Is retail ready for machine learning?

Machine learning and automated decision-making is acknowledged as the future of retail, but manual processes still prevail.

For years, grocery managers were happy to use their experience to drive decision-making but technology is now proven to deliver the best decisions at speed. Blue Yonder asked 750 grocery retailers across the globe about decision making and customer service and half of grocery retail managers said that gut feeling still plays a major part in decisions: 50% say they still rely on manual decision-making and gut feel.
 
However, nearly 85% of UK directors say automation will help them to make faster decisions. By optimising key strategic areas of pricing and replenishment and automating decisions based on machine learning, retailers can combine the speed of their decisions with their KPIs (margins, volumes, mark downs). But retailers are not currently marrying the two in a responsive and transparent way.
 
Professor Feindt, founder of Blue Yonder says: “Retailers need to stop looking at data as an abstract object and look at is as a lever to create marginal gains through having the best price, best choice and best availability, which historically has always been impossible, until today. Where retailers once relied on making decisions manually, there has always been a limit to the number of decisions they are able to make and the level of accuracy and efficiency.  Automated decision- making based on predictions can reflect both brand and trading KPI's at store level on a daily basis.”
 
Success looks like machine learning in 2017
The research revealed that grocery retailers believe robotics, machine learning and artificial intelligence will be some of the key game changers in the industry.
  • Robotics is deemed as the technology likely to have the biggest impact on retail: 69% directors in the UK saying robotics will change the future of the industry. 31% feel robotics is changing retail already.
  • AI/machine learning: 77% of UK directors say machine learning will make an impact, with 23% saying it already is.
 
But even though many retailers know that automated machine learning is critical to grocery success and it being widely acknowledged as technology that will make waves, investment is still not at optimal levels:
·         Only 38% of respondents have invested in automation in the last two years in the UK.
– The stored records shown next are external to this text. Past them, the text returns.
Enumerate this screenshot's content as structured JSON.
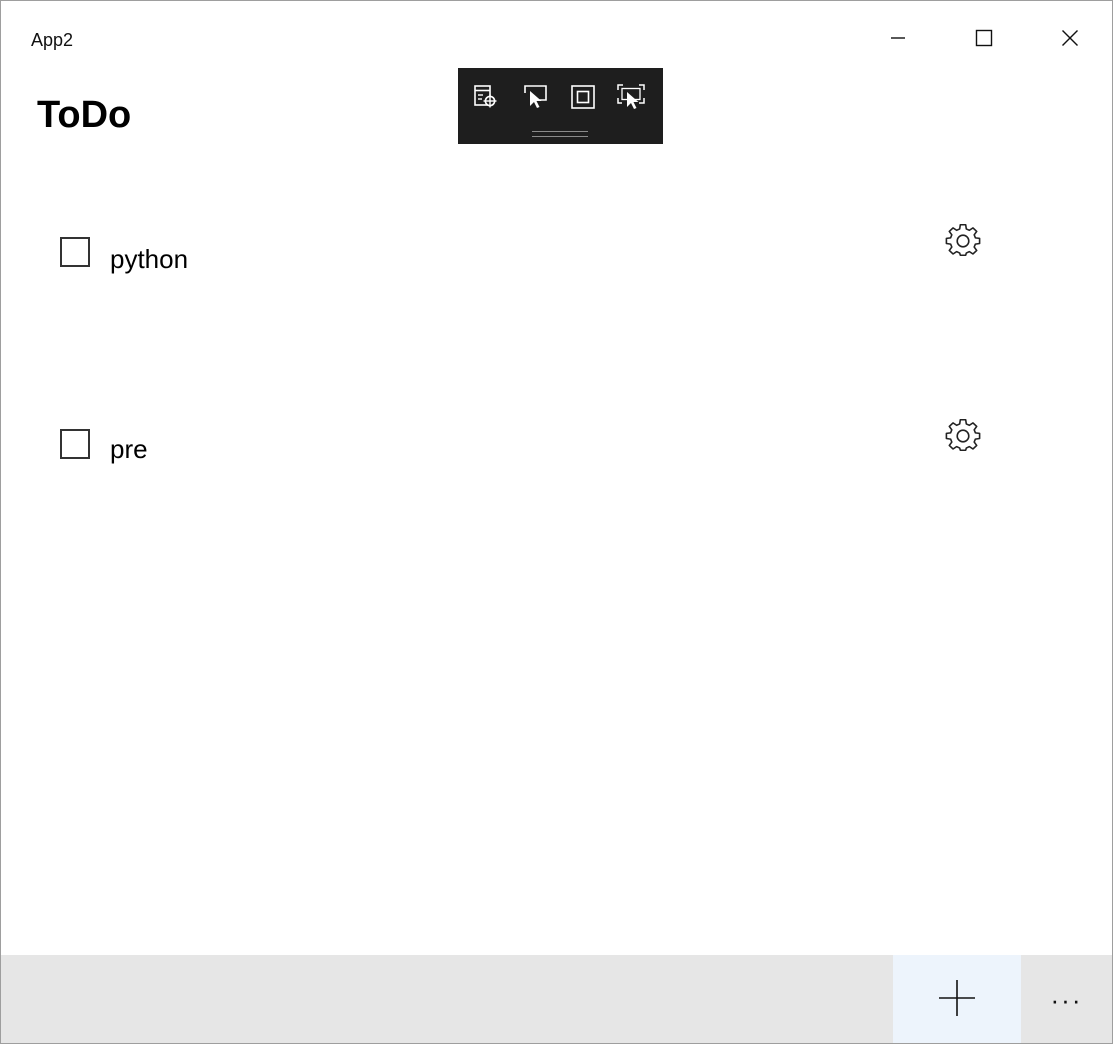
{
  "window": {
    "app_title": "App2",
    "caption": {
      "minimize_icon": "minimize-icon",
      "maximize_icon": "maximize-icon",
      "close_icon": "close-icon"
    }
  },
  "page": {
    "title": "ToDo"
  },
  "dev_toolbar": {
    "tools": [
      {
        "icon": "live-visual-tree-icon"
      },
      {
        "icon": "select-element-icon"
      },
      {
        "icon": "display-layout-adorners-icon"
      },
      {
        "icon": "track-focus-icon"
      }
    ]
  },
  "todos": [
    {
      "label": "python",
      "checked": false,
      "settings_icon": "gear-icon"
    },
    {
      "label": "pre",
      "checked": false,
      "settings_icon": "gear-icon"
    }
  ],
  "command_bar": {
    "add_icon": "plus-icon",
    "more_label": "···"
  },
  "colors": {
    "command_bar_bg": "#e6e6e6",
    "add_button_bg": "#edf4fc",
    "dev_toolbar_bg": "#1e1e1e"
  }
}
·         Only 37% are planning investment in automation in the next two years.
 
Retail is an industry undergoing significant technological innovation and it will continue to do so as brands seek to avoid joining the likes of Woolworths and BHS. Prof. Feindt concludes: “Retailers who are still discussing machine learning and AI as tech that is coming are too late – it is here already. We are seeing the technology of tomorrow already being used today, drastically changing how retailers and consumers interact and purchase goods.”